Manual formatting vs. formatting with styles
And you know what? They are right. For the average person, MS Word or LibreOffice are serious overkill. They are not doing much more layout than choosing a font and setting a margin. Nor are they writing software manuals that will be maintained over several years, and need to be designed with every shortcut possible to make revision easier. They are writing one-offs, documents that are likely to be less than a dozen pages long, if not two or three. Many will never be printed, and the rest will probably be printed only once.

Realizing these use-case has made me change my mind about word processors. As someone who has worked as both a technical writer and a graphic designer, I used to argue fiercely in favor of people learning that, to paraphrase Robin Wlliams (no, not that one), a word processor is not a typewriter. I have pointed out repeatedly that manual formatting is inefficient, and urged people to learn about using styles with their format-once-apply-often orientation, and to organize themselves by developing templates for the types of documents that they write regularly.

I still believe this advice is useful -- but only for professionals of one kind or other, who want every available efficiency for their work. For other users, learning to use a word processor the way it is meant to be used is like hard word for minimal results.

What I have come to realize is that, all during my advocacy, I (and people like me) have been arguing one use-case, and average users another. That is why, every now and then on the LibreOffice users' mailing list, an argument breaks out about  the relative virtues of manual formatting and using styles.

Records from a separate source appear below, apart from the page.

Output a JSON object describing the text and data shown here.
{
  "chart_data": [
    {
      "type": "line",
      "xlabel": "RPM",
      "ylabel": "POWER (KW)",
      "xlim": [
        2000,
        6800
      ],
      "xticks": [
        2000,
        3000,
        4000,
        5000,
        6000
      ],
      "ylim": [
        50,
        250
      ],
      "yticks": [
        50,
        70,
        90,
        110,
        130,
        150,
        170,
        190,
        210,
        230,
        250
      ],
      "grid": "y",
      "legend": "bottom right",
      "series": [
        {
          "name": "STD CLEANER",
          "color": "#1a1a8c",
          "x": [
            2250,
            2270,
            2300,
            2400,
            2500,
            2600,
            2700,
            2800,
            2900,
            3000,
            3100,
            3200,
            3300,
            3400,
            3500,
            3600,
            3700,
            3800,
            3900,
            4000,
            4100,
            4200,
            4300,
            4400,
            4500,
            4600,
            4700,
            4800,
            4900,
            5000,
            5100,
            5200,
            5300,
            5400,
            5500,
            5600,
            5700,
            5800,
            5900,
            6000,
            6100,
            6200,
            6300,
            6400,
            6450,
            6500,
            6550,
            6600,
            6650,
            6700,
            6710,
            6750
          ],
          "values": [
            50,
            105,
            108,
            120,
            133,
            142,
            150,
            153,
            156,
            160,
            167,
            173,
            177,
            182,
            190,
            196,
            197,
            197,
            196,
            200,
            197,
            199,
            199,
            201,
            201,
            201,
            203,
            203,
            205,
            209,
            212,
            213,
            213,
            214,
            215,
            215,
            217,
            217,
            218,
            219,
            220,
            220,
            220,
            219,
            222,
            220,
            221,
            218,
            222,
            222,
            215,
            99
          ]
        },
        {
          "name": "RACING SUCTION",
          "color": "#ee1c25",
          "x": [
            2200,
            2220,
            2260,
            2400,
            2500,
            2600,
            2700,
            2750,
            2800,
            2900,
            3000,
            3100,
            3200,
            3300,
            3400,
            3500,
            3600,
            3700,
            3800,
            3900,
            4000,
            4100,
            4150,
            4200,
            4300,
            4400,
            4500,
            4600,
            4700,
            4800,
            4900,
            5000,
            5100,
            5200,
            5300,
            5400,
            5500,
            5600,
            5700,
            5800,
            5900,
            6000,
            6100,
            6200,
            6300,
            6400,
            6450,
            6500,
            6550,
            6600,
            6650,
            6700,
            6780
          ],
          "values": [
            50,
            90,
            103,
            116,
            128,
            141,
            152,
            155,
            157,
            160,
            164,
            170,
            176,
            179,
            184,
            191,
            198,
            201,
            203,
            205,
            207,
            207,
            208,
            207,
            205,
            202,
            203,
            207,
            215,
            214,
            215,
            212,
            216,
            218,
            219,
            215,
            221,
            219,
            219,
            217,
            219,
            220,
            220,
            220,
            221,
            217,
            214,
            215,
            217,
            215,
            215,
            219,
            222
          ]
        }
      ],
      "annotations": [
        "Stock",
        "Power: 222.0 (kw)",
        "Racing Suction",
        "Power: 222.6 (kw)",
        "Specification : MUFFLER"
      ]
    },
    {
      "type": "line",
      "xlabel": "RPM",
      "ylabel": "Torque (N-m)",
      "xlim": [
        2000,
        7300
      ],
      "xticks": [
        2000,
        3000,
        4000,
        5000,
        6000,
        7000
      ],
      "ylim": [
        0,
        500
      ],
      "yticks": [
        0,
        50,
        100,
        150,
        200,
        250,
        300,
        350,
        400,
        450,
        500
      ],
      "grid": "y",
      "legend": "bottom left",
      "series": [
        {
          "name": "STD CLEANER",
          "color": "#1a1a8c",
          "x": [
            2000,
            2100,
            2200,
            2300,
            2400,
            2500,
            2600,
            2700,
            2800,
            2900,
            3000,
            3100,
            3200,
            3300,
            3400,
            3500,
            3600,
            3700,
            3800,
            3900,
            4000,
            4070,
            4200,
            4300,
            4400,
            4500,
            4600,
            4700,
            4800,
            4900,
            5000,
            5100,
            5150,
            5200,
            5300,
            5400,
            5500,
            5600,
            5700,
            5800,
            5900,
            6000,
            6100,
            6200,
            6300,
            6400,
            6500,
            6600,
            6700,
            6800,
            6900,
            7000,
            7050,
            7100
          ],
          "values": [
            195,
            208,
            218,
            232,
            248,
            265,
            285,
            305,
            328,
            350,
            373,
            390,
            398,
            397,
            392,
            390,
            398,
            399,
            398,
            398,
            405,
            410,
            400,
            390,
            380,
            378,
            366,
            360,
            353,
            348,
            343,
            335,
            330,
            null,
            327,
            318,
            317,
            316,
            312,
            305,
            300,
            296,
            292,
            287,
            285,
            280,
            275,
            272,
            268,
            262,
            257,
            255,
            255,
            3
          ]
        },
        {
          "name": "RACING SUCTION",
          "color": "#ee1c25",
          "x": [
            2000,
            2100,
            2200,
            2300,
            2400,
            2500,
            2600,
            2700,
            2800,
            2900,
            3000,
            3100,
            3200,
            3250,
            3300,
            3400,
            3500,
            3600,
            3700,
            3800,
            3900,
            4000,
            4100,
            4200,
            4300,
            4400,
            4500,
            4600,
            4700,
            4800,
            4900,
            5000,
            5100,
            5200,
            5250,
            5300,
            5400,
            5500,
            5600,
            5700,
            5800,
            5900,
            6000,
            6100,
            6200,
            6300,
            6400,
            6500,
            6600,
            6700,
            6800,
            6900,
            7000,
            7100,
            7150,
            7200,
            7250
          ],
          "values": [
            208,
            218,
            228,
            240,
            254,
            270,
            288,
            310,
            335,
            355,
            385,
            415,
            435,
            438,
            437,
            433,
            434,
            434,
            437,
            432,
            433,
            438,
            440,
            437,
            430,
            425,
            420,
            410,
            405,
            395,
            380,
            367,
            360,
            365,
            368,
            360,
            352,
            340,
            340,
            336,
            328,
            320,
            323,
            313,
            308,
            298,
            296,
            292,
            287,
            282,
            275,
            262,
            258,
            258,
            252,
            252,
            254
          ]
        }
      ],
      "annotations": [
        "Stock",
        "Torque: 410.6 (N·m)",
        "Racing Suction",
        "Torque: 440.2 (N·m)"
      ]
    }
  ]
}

Having never seriously tried styles, the advocates of manual formatting never have the chance to see how, by putting all your initial efforts into template design, you save time in the long run. They also have some odd ideas about styles, such as they are an infringement on users' freedom rather than time savers, or somehow limiting or too complicated. They become vehement opposing what used to seem to me simply common sense. But no wonder -- all along, I have urging them to make extra efforts that will do little to make them more efficient when writing the kinds and lengths of documents that they do. Under the circumstances, their position is only sensible.

End of an era
The word processor has had a thirty-five year long reign. But now, I suspect, it is being reduced the specialist tool it was always designed to be. LibreOffice, which is designed around styles may add features like the side bar to enhance manual formatting, but, from many users' perspective, such changes still leaves the editing window and menu cluttered with irrelevant features.

Probably, Calligra Suite is more in-tune with users in developing Author, a minimalist tool separate from its word processor Words. The developers describe Author as a tool for professional writers, but in many ways, Author looks more like is a tool for those who want only the minimal necessary tools, and prefer manual formatting. I wonder, though, why a new application is considered necessary when so many text editors already exist.

Word processors will continue to be a tool for certain users. However, when professionals are avoiding them and many average users are unwilling to learn how to use them, then clearly they have passed their heyday.